Migration and intercultural encounters have always shaped and intertwined societies. Today, migration
and cultural exchange processes are increasingly unfolding a transnational dynamic. Nevertheless, at least unconsciously, people often still cling to a traditional understanding of culture that conceives of cultures as clearly delimitable, stable entities that are homogeneous in national, ethnic or religious terms and can be clearly distinguished from other "cultural circles". Such an understanding does not do justice to the inner differentiation of societies and cultures, nor to that of individuals. It therefore fails to grasp the fact that people from cultural groups who have changed their place of residence are shaped by several cultures. To this day, many culture bearers from the NAWA region, such as the Kurdish, Arab, Christian Oriental cultures, adhere to such an understanding of cultures as "cultural groups“. In order to protect their culture, they are constantly concerned with preserving the supposed
authenticity, purity and originality of traditions. Cultures, however, have expanded their places of
origin and thus their contexts; the presupposed boundaries between cultural circles are transgressed by the appropriation of new cultural aesthetics, values and modes of action.

Contemporary migrant artists who identify as Arab, Kurdish, Syrian-Christian, etc. have internalised at
least two systems of cultural meaning, they are bi- and multicultural people with hybrid identities. This
enriches their art, but poses a challenge especially for the younger generations to redefine their cultural identity in the majority society. It is true that the change of a collective identity is not the result of the change of individuals, but always embedded in larger social processes such as migration, cultural
exchange or globalisation. Individual subjects can, however, be multipliers of such changes. The paths
that this change can take can be shown through cultural education.

In the educational systems of Arab countries, the term cultural education is mostly associated with what is still taught about culture in national studies classes. The important role that art and culture can play in a society is still ignored in Arab education systems. Cultural education is essential to enable migrant cultural minorities to truly participate in culture and society. Only through it can marginalised cultural bearers be represented and their individualities become visible.
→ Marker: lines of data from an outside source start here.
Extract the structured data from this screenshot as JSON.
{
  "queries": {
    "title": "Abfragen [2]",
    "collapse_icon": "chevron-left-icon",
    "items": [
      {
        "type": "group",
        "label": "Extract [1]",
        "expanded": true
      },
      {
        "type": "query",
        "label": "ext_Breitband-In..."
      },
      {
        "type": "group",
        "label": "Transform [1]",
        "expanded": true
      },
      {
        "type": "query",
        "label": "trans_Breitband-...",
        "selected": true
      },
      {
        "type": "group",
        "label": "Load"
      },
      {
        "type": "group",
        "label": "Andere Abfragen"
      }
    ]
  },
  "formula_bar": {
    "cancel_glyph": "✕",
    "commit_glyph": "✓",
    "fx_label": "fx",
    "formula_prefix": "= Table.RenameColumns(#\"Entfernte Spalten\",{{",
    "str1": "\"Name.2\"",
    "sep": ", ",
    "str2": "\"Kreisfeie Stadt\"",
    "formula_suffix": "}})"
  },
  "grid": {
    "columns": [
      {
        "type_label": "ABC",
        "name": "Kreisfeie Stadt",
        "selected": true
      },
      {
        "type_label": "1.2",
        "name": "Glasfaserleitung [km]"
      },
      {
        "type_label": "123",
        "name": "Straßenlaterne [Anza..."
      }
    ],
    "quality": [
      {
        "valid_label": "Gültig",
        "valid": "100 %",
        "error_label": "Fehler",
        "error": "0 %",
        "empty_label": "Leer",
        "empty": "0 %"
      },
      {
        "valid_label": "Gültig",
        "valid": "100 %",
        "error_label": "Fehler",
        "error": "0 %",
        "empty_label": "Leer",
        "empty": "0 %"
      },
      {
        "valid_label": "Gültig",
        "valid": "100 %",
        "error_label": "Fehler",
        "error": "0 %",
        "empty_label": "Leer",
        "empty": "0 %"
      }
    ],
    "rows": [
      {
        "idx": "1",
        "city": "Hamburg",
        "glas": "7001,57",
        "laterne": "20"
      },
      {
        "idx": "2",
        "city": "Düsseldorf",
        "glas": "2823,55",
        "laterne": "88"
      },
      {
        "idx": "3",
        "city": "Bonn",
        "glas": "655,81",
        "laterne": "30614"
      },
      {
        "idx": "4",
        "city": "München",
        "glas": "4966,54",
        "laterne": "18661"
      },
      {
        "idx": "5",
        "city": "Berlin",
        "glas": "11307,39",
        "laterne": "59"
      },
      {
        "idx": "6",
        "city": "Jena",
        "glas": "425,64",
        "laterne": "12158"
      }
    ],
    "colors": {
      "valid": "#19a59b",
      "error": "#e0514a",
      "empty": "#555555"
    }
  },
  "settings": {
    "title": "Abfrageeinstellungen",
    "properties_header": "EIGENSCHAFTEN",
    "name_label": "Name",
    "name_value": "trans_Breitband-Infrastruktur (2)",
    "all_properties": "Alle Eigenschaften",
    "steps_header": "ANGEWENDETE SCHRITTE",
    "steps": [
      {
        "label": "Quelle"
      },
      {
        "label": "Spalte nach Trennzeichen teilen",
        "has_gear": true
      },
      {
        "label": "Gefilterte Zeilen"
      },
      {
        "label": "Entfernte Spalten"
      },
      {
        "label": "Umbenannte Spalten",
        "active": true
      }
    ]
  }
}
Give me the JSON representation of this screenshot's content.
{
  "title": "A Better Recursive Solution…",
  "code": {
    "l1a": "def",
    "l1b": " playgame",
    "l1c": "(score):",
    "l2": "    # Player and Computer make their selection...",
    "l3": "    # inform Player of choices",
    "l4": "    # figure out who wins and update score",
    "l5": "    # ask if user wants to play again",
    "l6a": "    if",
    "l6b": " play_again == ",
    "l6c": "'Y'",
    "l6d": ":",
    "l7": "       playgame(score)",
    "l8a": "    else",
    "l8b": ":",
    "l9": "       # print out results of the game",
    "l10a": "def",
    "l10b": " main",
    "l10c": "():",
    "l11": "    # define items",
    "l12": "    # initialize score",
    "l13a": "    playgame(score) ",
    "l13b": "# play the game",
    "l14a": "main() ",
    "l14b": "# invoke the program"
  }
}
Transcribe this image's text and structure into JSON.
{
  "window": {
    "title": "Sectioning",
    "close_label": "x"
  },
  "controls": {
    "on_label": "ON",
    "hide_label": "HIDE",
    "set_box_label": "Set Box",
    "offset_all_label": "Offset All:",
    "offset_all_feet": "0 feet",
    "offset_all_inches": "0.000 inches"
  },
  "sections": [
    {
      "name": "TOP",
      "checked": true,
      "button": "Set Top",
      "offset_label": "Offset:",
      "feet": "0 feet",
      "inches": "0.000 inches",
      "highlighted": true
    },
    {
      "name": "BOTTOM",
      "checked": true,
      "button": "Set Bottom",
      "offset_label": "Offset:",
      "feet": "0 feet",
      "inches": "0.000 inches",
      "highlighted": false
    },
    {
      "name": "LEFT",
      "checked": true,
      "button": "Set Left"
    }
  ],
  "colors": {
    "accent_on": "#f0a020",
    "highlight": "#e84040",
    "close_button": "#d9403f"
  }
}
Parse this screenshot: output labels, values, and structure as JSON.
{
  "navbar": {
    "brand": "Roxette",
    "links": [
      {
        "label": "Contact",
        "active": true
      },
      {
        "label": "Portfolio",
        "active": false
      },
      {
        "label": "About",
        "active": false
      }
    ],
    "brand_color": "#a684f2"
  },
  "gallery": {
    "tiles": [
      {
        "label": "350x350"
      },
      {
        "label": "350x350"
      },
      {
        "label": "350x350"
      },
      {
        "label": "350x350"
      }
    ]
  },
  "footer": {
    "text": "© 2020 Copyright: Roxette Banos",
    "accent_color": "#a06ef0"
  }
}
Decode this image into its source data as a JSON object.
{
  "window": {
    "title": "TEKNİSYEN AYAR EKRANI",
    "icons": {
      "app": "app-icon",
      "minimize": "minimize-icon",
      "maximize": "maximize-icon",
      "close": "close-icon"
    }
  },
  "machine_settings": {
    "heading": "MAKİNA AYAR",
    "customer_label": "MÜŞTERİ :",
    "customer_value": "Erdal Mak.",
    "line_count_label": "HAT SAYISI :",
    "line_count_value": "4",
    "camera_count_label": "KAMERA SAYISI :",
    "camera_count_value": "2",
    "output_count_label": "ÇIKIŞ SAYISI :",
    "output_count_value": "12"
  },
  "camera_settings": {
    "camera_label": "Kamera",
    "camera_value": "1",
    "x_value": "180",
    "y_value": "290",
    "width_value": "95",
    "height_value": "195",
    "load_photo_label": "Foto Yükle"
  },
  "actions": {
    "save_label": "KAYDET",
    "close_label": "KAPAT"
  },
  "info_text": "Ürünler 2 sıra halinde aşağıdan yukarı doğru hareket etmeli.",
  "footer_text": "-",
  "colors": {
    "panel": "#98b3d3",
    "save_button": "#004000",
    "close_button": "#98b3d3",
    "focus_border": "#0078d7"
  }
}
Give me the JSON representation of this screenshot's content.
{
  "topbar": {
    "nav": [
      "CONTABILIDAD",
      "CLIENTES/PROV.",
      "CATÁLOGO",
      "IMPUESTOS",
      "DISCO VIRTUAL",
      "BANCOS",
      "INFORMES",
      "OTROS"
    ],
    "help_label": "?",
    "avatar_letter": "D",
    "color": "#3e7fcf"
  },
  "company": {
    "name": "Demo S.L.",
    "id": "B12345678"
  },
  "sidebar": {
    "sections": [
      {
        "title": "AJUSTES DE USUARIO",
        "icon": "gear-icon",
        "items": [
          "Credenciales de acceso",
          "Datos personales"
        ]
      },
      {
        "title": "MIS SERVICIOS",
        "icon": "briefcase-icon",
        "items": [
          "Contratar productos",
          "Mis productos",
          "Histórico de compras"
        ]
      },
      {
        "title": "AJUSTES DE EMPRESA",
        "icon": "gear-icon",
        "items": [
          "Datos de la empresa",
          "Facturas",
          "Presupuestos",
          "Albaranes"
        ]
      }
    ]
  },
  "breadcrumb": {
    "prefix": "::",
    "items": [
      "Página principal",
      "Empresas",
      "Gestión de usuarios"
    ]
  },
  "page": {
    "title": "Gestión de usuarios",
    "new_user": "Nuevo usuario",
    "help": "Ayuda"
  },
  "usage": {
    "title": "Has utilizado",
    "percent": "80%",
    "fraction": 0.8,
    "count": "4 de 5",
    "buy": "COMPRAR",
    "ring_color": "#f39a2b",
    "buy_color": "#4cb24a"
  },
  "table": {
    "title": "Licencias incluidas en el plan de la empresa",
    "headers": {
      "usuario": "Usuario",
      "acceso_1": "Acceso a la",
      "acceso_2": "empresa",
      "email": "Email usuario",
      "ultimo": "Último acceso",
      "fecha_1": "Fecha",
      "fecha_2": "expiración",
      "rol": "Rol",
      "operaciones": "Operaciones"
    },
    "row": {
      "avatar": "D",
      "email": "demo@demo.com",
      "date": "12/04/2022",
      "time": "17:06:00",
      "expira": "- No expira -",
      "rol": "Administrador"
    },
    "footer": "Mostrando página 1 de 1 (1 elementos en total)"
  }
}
In the context of migration, cultural education can show that bicultural and multicultural people do not form a homogenous mass, but it is the prerequisite for ensuring that people, cultures and the arts are not culturalised, instrumentalised and excluded.

The history of Syrian Christian music shows the significant socio-cultural role that community music
plays in cultural exchange. In cultures of the NAWA region, it can be observed how the coexisting
musical cultures of the same cultural space have been influenced by each other and enrich each other.
How the "future music" of this region will sound against the background of hybrid identity formation
processes can only be guessed at.

[1] The plural form stands for several Syrian church organisations with different patriarchates, congregations, liturgies and church traditions, which can be divided into East and West Syrian churches.